Weekend marine forecast
After a few days of sloppy weather, the ocean looks to be lying down just in time for the weekend. Friday, the last day of the Pacific halibut season, looks plenty fishable with winds out of the NE 5 to 10 knots and NW swells 2 feet at 4 seconds and NW 5 feet at 14 seconds. Saturday’s forecast is calling for winds 5 to 10 knots and NW swells 3 feet at 6 seconds and NW 7 feet at 12 seconds. Sunday the winds will be from the N 5 to 10 knots, with swells 4 feet at 7 seconds and NW 4 feet at 12 seconds. For an up-to-date weather forecast, visit To monitor the latest Humboldt bar conditions, visit You can also call the National Weather Service at 707-443-7062 or the office on Woodley Island at 707-443-6484.

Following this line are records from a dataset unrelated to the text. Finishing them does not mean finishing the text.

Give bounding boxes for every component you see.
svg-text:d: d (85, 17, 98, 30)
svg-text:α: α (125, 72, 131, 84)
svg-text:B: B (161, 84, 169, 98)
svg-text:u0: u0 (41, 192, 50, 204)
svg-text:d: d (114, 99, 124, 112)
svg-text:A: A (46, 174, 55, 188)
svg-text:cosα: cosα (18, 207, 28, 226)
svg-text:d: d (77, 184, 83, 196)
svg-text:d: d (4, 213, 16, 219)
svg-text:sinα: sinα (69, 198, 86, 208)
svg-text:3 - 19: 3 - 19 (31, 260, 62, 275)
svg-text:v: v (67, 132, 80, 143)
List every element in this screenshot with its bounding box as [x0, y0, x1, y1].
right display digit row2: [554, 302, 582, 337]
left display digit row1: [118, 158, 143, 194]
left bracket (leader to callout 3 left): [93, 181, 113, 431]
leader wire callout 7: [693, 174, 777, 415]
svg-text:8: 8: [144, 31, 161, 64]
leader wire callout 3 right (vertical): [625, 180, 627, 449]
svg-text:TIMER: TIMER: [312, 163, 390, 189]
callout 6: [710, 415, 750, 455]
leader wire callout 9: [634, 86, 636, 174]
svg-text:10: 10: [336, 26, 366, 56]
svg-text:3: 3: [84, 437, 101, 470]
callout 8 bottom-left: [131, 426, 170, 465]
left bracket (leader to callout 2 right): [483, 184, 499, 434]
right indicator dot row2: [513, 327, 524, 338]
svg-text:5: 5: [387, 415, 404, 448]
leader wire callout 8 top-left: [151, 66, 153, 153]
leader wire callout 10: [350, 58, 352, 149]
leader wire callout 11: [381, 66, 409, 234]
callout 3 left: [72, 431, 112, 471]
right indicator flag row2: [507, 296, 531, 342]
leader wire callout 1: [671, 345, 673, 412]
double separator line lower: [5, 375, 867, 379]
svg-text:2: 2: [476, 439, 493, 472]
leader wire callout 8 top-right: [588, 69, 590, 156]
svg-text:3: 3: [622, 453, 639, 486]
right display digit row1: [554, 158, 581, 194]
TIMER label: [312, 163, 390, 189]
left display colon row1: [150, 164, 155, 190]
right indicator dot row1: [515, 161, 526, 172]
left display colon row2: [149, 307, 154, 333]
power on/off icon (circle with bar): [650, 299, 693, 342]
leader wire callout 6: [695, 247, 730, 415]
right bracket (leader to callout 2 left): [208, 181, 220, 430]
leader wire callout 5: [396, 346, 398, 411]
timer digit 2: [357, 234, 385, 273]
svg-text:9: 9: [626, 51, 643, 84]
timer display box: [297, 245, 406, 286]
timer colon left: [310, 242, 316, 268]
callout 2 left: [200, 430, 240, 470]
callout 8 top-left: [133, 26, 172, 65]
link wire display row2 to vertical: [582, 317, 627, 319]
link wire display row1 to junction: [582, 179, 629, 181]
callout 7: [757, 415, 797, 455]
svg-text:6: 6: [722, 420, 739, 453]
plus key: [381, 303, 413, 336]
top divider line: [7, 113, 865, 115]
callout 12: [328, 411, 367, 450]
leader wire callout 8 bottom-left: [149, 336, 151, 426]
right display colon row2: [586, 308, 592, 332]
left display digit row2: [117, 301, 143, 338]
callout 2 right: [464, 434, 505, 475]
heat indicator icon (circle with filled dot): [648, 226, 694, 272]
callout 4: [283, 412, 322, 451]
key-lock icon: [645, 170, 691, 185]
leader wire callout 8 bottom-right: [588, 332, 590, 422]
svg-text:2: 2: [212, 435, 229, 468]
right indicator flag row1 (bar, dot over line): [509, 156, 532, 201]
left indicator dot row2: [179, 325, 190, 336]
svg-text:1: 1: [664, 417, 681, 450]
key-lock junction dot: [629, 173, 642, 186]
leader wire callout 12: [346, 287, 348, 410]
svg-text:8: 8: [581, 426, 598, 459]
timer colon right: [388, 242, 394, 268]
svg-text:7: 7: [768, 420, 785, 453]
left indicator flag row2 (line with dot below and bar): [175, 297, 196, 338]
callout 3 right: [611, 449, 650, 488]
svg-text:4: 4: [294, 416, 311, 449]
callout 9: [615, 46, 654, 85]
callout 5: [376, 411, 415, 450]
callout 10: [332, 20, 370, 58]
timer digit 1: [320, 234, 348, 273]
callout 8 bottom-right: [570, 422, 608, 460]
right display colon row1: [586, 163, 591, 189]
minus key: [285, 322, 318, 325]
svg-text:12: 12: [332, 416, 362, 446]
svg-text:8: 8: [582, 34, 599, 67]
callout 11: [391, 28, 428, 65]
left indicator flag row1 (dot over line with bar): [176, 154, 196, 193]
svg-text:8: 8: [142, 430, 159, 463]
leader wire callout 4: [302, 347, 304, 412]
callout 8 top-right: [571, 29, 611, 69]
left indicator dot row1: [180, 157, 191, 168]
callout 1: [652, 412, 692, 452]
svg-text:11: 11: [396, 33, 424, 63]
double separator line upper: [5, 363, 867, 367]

Klamath/Trinity quota updates
According to Sara Borok, Environmental Scientist on the Klamath River Project, the remaining quotas on the Upper Klamath and Trinity Rivers should remain open until sometime in October. “We haven’t had a lot of fish up river yet, so the effort has been fairly small. We should be able to go at least through the first week in Oct. for the Upper Klamath, and maybe longer. On the Trinity side, looking at the numbers, we’ll probably be able to keep it open to retention until late Oct. The mouth has been closing up regularly, but we should have some bigger tides now that will hopefully keep it open for good,” Borok added. Just a reminder, the lower Klamath quota for adult Chinook salmon has been met from the Hwy. 96 Bridge downriver to the ocean. The section is open to fishing, but salmon larger than 22 inches must be released.

The Oceans:

With salmon done and halibut closing after Friday, it’s just a rockfish show out of Eureka until the end of October. The weather wasn’t great earlier this week, so there hasn’t been much happening. Tim Klassen of Reel Steel Sport Fishing ran a few halibut trips last weekend and reported a pretty decent bite. “There were some halibut caught over the weekend, but not everyone caught fish. The rockfish bite at the Cape remains phenomenal when you can get down there,” Klassen added.

Shelter Cove
Captain Jake Mitchell of Sea Hawk Sport Fishing reports the rockfish are still biting, but the salmon action has slowed. He said, “I just did a couple rock fish trips this week. We fished off Bear Harbor and the fishing was great, we had limits before noon both days. I only heard of one salmon caught this past week and it was caught by a kayaker.”

The Rivers:
Lower Klamath

The mouth was plugged up over the weekend, but its open now and more fish are moving in reports guide Mike Coopman of Mike Coopman’s Guide Service. “It opened up on Monday night, and there’s definitely more fish in the system now. Overall, boats are averaging about five to six hook-up on kings per day. There’s also quite a few adult steelhead around as well as half-pounders,” Coopman added.

We’re starting to see a few more fish push into the area reports Tim Brady of Weaverville’s Trinity Outdoors. He said, “I talked to some folks in the Del Loma area and they saw both salmon and steelhead moving through, so hopefully things are going to get going up here. The regulars are here and fishing, but I haven’t heard many reports as of yet.”